题目描写叙述:

With highways available, driving a car from Hangzhou to any other city is easy. But since the tank capacity of a car is limited, we have to find gas stations on the way from time to time. Different gas station may give different price. You are asked to carefully design the cheapest route to go.

输入:

For each case, the first line contains 4 positive numbers: Cmax (<= 100), the maximum capacity of the tank; D (<=30000), the distance between Hangzhou and the destination city; Davg (<=20), the average distance per unit gas that the car can run; and N (<= 500), the total number of gas stations. Then N lines follow, each contains a pair of non-negative numbers: Pi, the unit gas price, and Di (<=D), the distance between this station and Hangzhou, for i=1,...N. All the numbers in a line are separated by a space.

输出:

For each test case, print the cheapest price in a line, accurate up to 2 decimal places. It is assumed that the tank is empty at the beginning. If it is impossible to reach the destination, print "The maximum travel distance = X" where X is the maximum possible distance the car can run, accurate up to 2 decimal places.

例子输入:
50 1300 12 8
6.00 1250
7.00 600
7.00 150
7.10 0
7.20 200
7.50 400
7.30 1000
6.85 300
50 1300 12 2
7.10 0
7.00 600
例子输出:
749.17
The maximum travel distance = 1200.00

分析:

贪心策略:如果如今自己处于A站,要考虑的是A站要不要加油,加多少油的问题。找到当前可达范围内(距离A站cmax*davg)下一个要加油的站B。

A站可达范围内, 分三种情况:

①没有加油站,------- 快到终点了,则加适量油到终点。或者 Impossible。则A站加满油到哪算哪;

②有更廉价的加油站 ------- 则找到第一家比A廉价的加油站B,加尽可能少的油(也可能油够直接开过去)到B站。

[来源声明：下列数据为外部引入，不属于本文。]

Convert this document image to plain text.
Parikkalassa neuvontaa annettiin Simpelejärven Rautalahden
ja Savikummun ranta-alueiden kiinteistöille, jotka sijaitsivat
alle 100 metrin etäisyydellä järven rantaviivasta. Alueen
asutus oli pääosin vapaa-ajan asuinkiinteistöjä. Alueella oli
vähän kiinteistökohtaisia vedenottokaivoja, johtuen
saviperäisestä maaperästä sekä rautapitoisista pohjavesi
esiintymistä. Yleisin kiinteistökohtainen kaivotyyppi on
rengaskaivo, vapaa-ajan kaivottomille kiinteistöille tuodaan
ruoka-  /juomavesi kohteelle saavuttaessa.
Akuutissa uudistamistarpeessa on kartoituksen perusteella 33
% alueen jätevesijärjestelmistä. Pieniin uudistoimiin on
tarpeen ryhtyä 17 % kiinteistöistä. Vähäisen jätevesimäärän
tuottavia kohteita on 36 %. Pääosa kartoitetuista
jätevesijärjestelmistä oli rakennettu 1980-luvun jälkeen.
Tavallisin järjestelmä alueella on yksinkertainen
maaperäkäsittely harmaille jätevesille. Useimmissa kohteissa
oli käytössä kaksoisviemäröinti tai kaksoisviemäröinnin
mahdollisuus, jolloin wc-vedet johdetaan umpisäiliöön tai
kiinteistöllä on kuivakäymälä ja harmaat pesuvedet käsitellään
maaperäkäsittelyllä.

③仅仅有价格更高的加油站,------则当下A站加满油,寻找相对最廉价的加油站B 开过去。

对每个加油站进行贪心选择。

代码:

#include <iostream>
#include <stdio.h>
#include <algorithm>
#include <math.h>
#include <stdlib.h>
 
using namespace std;
 
struct gas_station{
    float price;
    int distance;
 
    bool operator < (const gas_station & A)const {
        return distance < A.distance;
    }
 
}buff[501];
int main()
{
    int Cmax,D,Davg,N;
    int dis;
    while(scanf("%d %d %d %d",&Cmax,&D,&Davg,&N)!=EOF){
        for(int i = 0; i < N; i++){
            scanf("%f %d",&buff[i].price,&buff[i].distance);
        }
        buff[N].distance = D;
        buff[N].price = 100000000;
 
        sort(buff,buff+N);
 
        if(buff[0].distance > 0){
            printf("The maximum travel distance = 0.00\n");
            continue;
        }
 
        dis = Cmax * Davg;//最大单次行车距离
        float sum = 0;//总费用
        float temp,remind_gas = 0;//剩余汽油量
        int i ,k;
        for(i = 0; i < N;i++){
            k = i+1;
            if(i != 0){
                remind_gas -= (float)(buff[i].distance-buff[i-1].distance)/Davg;
            }
            //找到当前站之后第一个价格比它低的加油站
            for(;k < N && buff[i].price <= buff[k].price;k++ )
                continue;
            if(buff[k].distance - buff[i].distance > dis){
                sum += (Cmax-remind_gas)*buff[i].price;
                remind_gas = Cmax;
            }else{
                temp = (float)(buff[k].distance-buff[i].distance)/Davg - remind_gas;
                if(fabs(temp)>1e-5&&temp >0){
                    sum += temp*buff[i].price;
                    remind_gas = (float)(buff[k].distance-buff[i].distance)/Davg;
                }
            }
 
 
            if(buff[i+1].distance - buff[i].distance>dis){
                double total_d = (double)(buff[i].distance + dis);
                printf("The maximum travel distance = %.2f\n",total_d);
                break;
            }
        }
        if(i==N){
            printf ("%.2f\n", sum);
        }
 
 
    }
    return 0;
}
 


注意:

比較浮点数是否大于零,须要加上fabs(temp),由于这个地方还wa了一次。